Blackpool - What a shit place to die
Blackpool, What a Shit Place To Die at the Three Minute Theatre
Phil Pearson's 60 minute gallop through the experiences of an Oldham lad, named Billy completely resonate, from the minute the piece starts to the moving close.
There are a number of reasons for this. Actor Mark Newsome completely owns the role and he never wavers, conveying a gamut of emotions, as he seeks solace in Blackpool following a huge family row, when he is forced to come out because a local gossip.
Newsome conveys Billy's defiance and strength incredibly well. But, what really grabs you by the scruff of the neck are the moments when this character's life unravels and he breaks down. The effect is heart breaking.

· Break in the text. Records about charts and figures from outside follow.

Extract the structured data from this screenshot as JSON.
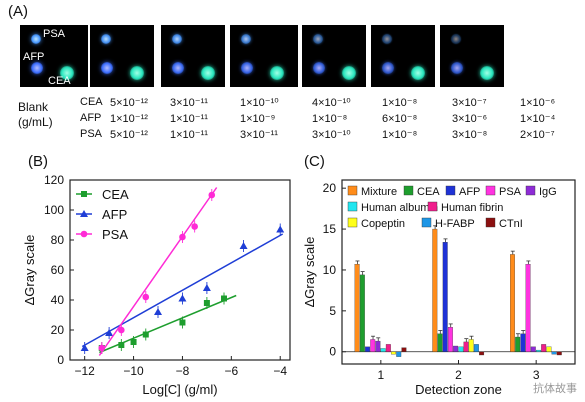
{
  "panel_a": {
    "label": "(A)",
    "spot_labels": [
      "PSA",
      "AFP",
      "CEA"
    ],
    "blank_label": [
      "Blank",
      "(g/mL)"
    ],
    "row_labels": [
      "CEA",
      "AFP",
      "PSA"
    ],
    "concentrations": [
      [
        "5×10⁻¹²",
        "1×10⁻¹²",
        "5×10⁻¹²"
      ],
      [
        "3×10⁻¹¹",
        "1×10⁻¹¹",
        "1×10⁻¹¹"
      ],
      [
        "1×10⁻¹⁰",
        "1×10⁻⁹",
        "3×10⁻¹¹"
      ],
      [
        "4×10⁻¹⁰",
        "1×10⁻⁸",
        "3×10⁻¹⁰"
      ],
      [
        "1×10⁻⁸",
        "6×10⁻⁸",
        "1×10⁻⁸"
      ],
      [
        "3×10⁻⁷",
        "3×10⁻⁶",
        "3×10⁻⁸"
      ],
      [
        "1×10⁻⁶",
        "1×10⁻⁴",
        "2×10⁻⁷"
      ]
    ],
    "psa_brightness": [
      1.0,
      0.95,
      0.9,
      0.8,
      0.6,
      0.45,
      0.35
    ],
    "afp_brightness": [
      1.0,
      1.0,
      0.95,
      0.9,
      0.85,
      0.8,
      0.8
    ],
    "cea_brightness": [
      1.0,
      1.0,
      1.0,
      1.0,
      1.0,
      1.0,
      1.0
    ]
  },
  "chart_data": [
    {
      "type": "scatter",
      "panel": "(B)",
      "xlabel": "Log[C] (g/ml)",
      "ylabel": "ΔGray scale",
      "xlim": [
        -12.6,
        -3.6
      ],
      "ylim": [
        0,
        120
      ],
      "xticks": [
        -12,
        -10,
        -8,
        -6,
        -4
      ],
      "yticks": [
        0,
        20,
        40,
        60,
        80,
        100,
        120
      ],
      "legend": "top-left",
      "series": [
        {
          "name": "CEA",
          "color": "#1e9e2e",
          "marker": "square",
          "x": [
            -11.3,
            -10.5,
            -10.0,
            -9.5,
            -8.0,
            -7.0,
            -6.3
          ],
          "y": [
            8,
            10,
            12,
            17,
            25,
            38,
            41
          ],
          "fit": [
            [
              -11.4,
              5
            ],
            [
              -5.8,
              43
            ]
          ]
        },
        {
          "name": "AFP",
          "color": "#1f3ed6",
          "marker": "triangle",
          "x": [
            -12.0,
            -11.0,
            -9.0,
            -8.0,
            -7.0,
            -5.5,
            -4.0
          ],
          "y": [
            8,
            18,
            32,
            41,
            48,
            76,
            87
          ],
          "fit": [
            [
              -12.1,
              9
            ],
            [
              -3.9,
              84
            ]
          ]
        },
        {
          "name": "PSA",
          "color": "#ff2bd6",
          "marker": "circle",
          "x": [
            -11.3,
            -10.5,
            -9.5,
            -8.0,
            -7.5,
            -6.8
          ],
          "y": [
            8,
            20,
            42,
            82,
            89,
            110
          ],
          "fit": [
            [
              -11.4,
              3
            ],
            [
              -6.6,
              115
            ]
          ]
        }
      ]
    },
    {
      "type": "bar",
      "panel": "(C)",
      "xlabel": "Detection zone",
      "ylabel": "ΔGray scale",
      "categories": [
        "1",
        "2",
        "3"
      ],
      "ylim": [
        -1.5,
        21
      ],
      "yticks": [
        0,
        5,
        10,
        15,
        20
      ],
      "legend": "top",
      "series": [
        {
          "name": "Mixture",
          "color": "#ff8c1a",
          "values": [
            10.7,
            15.0,
            11.9
          ]
        },
        {
          "name": "CEA",
          "color": "#1e9e2e",
          "values": [
            9.4,
            2.2,
            1.8
          ]
        },
        {
          "name": "AFP",
          "color": "#1e32d6",
          "values": [
            0.6,
            13.4,
            2.2
          ]
        },
        {
          "name": "PSA",
          "color": "#ff33e0",
          "values": [
            1.5,
            3.0,
            10.7
          ]
        },
        {
          "name": "IgG",
          "color": "#8e2bd6",
          "values": [
            1.3,
            0.7,
            0.6
          ]
        },
        {
          "name": "Human albumin",
          "color": "#22e6f0",
          "values": [
            0.4,
            0.6,
            0.2
          ]
        },
        {
          "name": "Human fibrin",
          "color": "#f01e8c",
          "values": [
            0.9,
            1.2,
            0.9
          ]
        },
        {
          "name": "Copeptin",
          "color": "#ffff1a",
          "values": [
            -0.3,
            1.5,
            0.6
          ]
        },
        {
          "name": "H-FABP",
          "color": "#1e96e6",
          "values": [
            -0.6,
            0.9,
            -0.3
          ]
        },
        {
          "name": "CTnI",
          "color": "#8b1010",
          "values": [
            0.5,
            -0.4,
            -0.4
          ]
        }
      ]
    }
  ],
  "watermark": "抗体故事"
}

Pearson's writing is perceptive and in light of a recent survey by Stonewall, incredibly timely. People presume when you come out, you find 'your people.' Billy does not and is sick of hearing shallow comments about the way men look, and being graded and judged for it, accordingly. it makes him feel even worse.
Grace Cordell directs at speed, representing the muddled thoughts in Billy' s head. The character has autism and this is superbly realised and never once reverts to a Rain Man style stereotype. Billy knows he is not perfect and Cordell's direction allows the character to breathe and pause when he has to.
Too often, in plays and films about LGBT characters, the quest for a soul mate dominates. Here, Billy's is seeking acceptance and the fact that he is not represented as a stereotype himself, endears you to him even more.
This gripping play has done well at the Greater Manchester Fringe Festival, and since then has been back to Manchester twice and had since transferred o London. The BBC also covered the play because of the themes it highlights.
It explores mental health, identity through the eyes of a gay man who is rejected by his family. One beautiful scene highlights how your real friends appear and offer you a hand during a crisis. And, thank heavens for that, because Mark Newsome is a force to be reckoned with, on stage and has energy to burn and his bravery in telling this story, partly based on his own experiences will help many people.
A riveting hour, intimate, moving, frank and funny.
Glenn Meads for Canal St Online
Blackpool, What a Shit Place To Live is at The Three Minute Theatre until 9 November.